Political Humanness: The Normalcy of Spirit-Children
摘要
Political humanness is a complex construct which has influenced political philosophies over the centuries. Liberal and imperialist discourse appropriated this idea as a racialised notion that produced marginalisation and discrimination across societies. In other words, the idea of political inclusionary-exclusion of these homines sacri (Agamben, 1995, p. 154) manifests differently and throughout societies in different times and places.

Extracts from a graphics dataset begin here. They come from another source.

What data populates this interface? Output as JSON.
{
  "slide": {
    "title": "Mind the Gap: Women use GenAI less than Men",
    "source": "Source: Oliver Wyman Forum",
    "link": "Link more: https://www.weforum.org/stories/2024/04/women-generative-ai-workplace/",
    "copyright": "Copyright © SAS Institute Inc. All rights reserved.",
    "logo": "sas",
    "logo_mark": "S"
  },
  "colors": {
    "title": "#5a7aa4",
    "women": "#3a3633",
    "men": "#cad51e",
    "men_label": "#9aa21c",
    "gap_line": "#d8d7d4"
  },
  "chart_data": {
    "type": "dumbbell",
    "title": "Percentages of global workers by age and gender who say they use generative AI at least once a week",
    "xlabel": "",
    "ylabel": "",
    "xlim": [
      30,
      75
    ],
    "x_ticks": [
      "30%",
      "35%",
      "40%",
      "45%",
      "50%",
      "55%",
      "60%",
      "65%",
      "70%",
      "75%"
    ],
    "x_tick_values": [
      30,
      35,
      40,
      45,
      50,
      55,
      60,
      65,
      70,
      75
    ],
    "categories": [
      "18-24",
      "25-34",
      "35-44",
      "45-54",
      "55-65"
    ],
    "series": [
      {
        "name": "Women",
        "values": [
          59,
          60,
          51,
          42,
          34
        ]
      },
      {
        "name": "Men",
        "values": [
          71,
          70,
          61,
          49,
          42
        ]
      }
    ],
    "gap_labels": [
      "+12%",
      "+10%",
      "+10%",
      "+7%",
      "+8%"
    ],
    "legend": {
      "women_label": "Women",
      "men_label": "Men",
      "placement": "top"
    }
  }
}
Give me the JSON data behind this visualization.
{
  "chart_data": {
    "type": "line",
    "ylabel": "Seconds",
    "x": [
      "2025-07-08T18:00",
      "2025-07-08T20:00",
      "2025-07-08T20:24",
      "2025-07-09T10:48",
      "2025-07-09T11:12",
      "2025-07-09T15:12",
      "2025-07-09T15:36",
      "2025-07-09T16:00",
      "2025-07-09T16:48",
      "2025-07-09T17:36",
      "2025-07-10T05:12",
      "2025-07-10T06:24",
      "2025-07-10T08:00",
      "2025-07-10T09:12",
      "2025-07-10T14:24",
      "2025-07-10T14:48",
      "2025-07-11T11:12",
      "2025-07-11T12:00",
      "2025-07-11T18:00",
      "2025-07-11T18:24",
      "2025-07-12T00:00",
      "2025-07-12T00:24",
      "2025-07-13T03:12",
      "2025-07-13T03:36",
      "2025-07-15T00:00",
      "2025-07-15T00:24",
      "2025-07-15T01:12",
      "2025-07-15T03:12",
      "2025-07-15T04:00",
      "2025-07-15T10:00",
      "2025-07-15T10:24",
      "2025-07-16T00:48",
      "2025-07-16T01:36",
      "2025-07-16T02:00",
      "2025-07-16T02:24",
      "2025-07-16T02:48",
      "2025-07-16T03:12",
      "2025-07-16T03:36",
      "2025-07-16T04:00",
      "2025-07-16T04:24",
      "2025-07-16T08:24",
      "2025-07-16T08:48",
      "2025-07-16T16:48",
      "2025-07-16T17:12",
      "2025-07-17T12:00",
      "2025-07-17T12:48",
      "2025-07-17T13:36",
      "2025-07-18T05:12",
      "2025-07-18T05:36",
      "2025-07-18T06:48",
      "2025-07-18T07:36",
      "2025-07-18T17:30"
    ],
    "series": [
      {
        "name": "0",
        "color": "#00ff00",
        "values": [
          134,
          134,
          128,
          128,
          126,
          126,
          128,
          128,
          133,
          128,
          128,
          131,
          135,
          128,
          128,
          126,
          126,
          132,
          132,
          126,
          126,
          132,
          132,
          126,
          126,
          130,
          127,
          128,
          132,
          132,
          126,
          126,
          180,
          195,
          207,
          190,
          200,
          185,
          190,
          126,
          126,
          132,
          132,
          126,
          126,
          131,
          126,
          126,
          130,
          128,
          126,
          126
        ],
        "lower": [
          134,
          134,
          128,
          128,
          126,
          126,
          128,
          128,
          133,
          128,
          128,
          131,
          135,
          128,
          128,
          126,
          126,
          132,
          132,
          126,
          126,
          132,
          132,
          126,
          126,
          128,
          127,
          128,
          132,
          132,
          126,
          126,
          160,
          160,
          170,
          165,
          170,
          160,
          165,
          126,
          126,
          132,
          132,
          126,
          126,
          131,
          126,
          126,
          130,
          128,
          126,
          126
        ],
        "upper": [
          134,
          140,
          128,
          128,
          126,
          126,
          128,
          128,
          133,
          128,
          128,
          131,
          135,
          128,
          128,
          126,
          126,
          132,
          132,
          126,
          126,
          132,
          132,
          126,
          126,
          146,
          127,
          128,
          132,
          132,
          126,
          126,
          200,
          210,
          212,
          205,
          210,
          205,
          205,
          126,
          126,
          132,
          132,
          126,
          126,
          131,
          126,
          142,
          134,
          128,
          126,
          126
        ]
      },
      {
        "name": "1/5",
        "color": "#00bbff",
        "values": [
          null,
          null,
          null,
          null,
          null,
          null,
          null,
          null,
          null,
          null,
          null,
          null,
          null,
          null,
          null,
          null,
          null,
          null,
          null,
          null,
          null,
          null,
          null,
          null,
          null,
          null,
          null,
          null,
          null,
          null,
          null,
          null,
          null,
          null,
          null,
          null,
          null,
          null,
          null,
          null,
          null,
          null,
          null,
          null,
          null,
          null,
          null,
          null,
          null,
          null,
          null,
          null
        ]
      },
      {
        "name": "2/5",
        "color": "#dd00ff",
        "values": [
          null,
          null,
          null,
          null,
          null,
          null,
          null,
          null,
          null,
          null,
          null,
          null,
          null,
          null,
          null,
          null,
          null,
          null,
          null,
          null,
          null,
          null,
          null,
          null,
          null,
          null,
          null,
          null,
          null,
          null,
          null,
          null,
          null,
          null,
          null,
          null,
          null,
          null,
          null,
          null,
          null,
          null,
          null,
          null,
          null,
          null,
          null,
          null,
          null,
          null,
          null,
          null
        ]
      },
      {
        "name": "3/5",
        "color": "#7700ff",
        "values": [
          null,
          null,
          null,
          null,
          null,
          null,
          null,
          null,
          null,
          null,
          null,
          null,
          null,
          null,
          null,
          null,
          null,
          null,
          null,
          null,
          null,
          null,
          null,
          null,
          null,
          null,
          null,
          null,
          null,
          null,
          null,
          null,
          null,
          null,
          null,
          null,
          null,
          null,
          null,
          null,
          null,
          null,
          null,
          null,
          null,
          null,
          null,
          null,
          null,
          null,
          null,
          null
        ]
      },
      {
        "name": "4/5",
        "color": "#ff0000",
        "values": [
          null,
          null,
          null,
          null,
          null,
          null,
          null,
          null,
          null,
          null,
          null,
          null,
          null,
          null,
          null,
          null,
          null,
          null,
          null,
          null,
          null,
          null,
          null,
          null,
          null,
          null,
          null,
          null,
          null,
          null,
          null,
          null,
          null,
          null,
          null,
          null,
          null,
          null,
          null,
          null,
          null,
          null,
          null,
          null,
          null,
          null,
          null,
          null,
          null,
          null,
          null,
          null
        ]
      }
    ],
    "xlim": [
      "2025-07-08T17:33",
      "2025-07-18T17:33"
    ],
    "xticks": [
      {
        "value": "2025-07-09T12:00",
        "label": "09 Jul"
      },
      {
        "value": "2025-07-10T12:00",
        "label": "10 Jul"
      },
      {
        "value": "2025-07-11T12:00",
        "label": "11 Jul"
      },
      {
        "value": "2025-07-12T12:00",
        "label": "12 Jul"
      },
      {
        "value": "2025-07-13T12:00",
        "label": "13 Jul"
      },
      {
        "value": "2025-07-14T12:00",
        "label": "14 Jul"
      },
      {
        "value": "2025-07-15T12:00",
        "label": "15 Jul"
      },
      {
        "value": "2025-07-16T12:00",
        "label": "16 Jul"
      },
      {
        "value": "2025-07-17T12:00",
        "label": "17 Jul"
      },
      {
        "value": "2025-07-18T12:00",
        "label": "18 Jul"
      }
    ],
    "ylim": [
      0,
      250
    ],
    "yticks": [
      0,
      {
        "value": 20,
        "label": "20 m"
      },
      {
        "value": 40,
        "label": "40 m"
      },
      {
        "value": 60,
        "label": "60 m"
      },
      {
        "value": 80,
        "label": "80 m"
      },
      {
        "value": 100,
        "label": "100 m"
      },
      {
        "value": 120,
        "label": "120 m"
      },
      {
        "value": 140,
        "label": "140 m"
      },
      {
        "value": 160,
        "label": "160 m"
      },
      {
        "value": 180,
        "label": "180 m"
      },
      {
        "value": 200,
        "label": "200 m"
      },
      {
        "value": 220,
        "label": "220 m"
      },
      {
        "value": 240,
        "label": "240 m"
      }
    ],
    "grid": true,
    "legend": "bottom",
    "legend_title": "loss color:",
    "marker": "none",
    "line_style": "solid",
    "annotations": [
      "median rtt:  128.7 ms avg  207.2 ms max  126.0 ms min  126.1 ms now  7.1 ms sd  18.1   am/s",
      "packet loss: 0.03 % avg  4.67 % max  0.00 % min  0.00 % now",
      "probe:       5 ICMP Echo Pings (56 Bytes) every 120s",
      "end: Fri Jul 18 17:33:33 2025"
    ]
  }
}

In this chapter, the notion of intersubjective relations is evoked to understand exclusion and belonging to the political community in Guinea-Bissau, according to indigenous thought. Intersubjective relations create bonds among individuals based on power (a)symmetries, engendering coercion, authoritarianism, and cooperation, which prioritise the individual, the relational, or the communal dimension (Bongmba, 2001; Han, 2019). By considering the local conceptualisation of time, belonging, and space, this chapter exposes the principles setting the boundaries for the political community and defining who its members are. Its members are grounded in a scheme based on shared spatialities and temporalities, which excludes the spirit-children due to their hybrid spirit-and-human nature. The criança-irân appears as a normal irregularity: their deviant nature excludes them from the reciprocating scheme underpinning a political existence. Their exclusion is the norm rather than an exception: their foreignness to political life is a given due to their hybrid essence that mixes a spirit quintessence with human biology. The privation of their rights, including the most basic right to life, does not contradict but attests to the widely accepted principles sustaining the political space.